Peripheral mechanisms of odontogenic pain

By Henry M, Hargreaves K

Date: 01/2007
Journal: Dental Clinics

Purpose:

Discuss peripheral mechanisms of odontogenic pain

Results:

Function: allow peripheral terminals of nociceptors to detect & respond to noxious signals in their environment.

1.G-protein-coupled receptors (GPCRs)neuropeptide binds to GPCR, G protein (Gαi/o, Gαq, Gαs) activation.

a.Gαi/o = nerve activity inhibition. Neuropeptides: somatostatin, NPY, opioids.

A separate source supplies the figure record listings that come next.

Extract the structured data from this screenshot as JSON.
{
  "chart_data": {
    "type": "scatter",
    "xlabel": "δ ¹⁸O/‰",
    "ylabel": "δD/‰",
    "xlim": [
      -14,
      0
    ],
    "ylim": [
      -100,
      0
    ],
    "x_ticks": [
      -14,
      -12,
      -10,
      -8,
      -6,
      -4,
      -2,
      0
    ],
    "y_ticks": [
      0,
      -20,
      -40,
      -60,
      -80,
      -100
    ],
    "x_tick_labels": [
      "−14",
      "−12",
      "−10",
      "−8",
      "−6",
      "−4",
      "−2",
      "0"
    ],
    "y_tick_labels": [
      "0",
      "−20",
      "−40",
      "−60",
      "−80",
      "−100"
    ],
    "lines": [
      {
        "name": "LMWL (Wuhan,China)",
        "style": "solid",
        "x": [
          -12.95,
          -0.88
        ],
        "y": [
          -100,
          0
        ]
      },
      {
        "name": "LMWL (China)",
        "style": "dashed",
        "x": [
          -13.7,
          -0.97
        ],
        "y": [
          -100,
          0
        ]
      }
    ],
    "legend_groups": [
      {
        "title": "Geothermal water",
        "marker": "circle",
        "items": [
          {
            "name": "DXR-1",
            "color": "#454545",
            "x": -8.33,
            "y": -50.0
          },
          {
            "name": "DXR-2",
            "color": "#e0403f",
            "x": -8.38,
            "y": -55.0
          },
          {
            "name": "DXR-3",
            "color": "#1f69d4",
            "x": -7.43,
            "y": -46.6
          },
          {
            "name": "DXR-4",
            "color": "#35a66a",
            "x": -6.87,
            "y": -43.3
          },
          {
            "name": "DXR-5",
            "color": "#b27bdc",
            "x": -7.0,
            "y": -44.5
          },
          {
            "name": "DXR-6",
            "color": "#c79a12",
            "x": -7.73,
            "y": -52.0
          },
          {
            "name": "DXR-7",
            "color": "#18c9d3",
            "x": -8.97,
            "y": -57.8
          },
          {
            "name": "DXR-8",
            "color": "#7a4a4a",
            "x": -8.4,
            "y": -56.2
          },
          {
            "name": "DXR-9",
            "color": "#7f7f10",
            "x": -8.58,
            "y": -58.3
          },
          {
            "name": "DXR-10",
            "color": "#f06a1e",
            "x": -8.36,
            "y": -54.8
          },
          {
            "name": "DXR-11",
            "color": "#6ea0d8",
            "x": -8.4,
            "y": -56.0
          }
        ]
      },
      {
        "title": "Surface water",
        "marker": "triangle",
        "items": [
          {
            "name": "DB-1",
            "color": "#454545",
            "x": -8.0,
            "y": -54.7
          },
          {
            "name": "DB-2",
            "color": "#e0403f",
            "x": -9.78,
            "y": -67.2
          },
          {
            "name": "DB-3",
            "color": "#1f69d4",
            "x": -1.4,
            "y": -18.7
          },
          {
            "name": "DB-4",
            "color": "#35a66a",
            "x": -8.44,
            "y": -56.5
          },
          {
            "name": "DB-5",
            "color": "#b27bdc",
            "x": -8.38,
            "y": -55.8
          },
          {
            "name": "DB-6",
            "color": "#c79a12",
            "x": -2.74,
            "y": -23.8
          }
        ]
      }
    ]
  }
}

b.Gαq = activation of phospholipase C & protein kinase C, sensitization of TRPV1 receptor, ↑ expression of bradykinin & CGRP , ↑ odontogenic pain. Neuropeptides: SP neuropeptide, bradykinin

c.Gαs = nerve activity activation = odontogenic pain. Neuropeptides: prostaglandins, CGRP.

2.Voltage gated ion channels essential in the formation & propagation of action potentials.

a.Na channels most focused. Activation à ↑ neuronal excitability in inflammatory & pain conditions.

b.K channels terminate nerve activity. Anticonvulsants have been shown to be effective in treating neuropathic and chronic pain. Thus, this could be a new drug target.

c.Ca channels play an important role in vesicle fusion and release of neurotransmitter during synaptic transmission. Mice lacking Cav2.2 channel show ↓ inflammatory & neuropathic pain behaviors. Pregabalin & gabapentin bind to α2-δ type 1 subunits on Ca channels as an analgesic.

d.Pulp of painful teeth show a “remodeling of Na channels within axons.” Expression of isoforms Nav 1.7 and Nav 1.8 is greater near areas of inflammation in painful teeth. They are also located at the nodes of Ranvier, which can lead to spontaneous activity of myelinated fibers (e.g., sharp, shooting pain).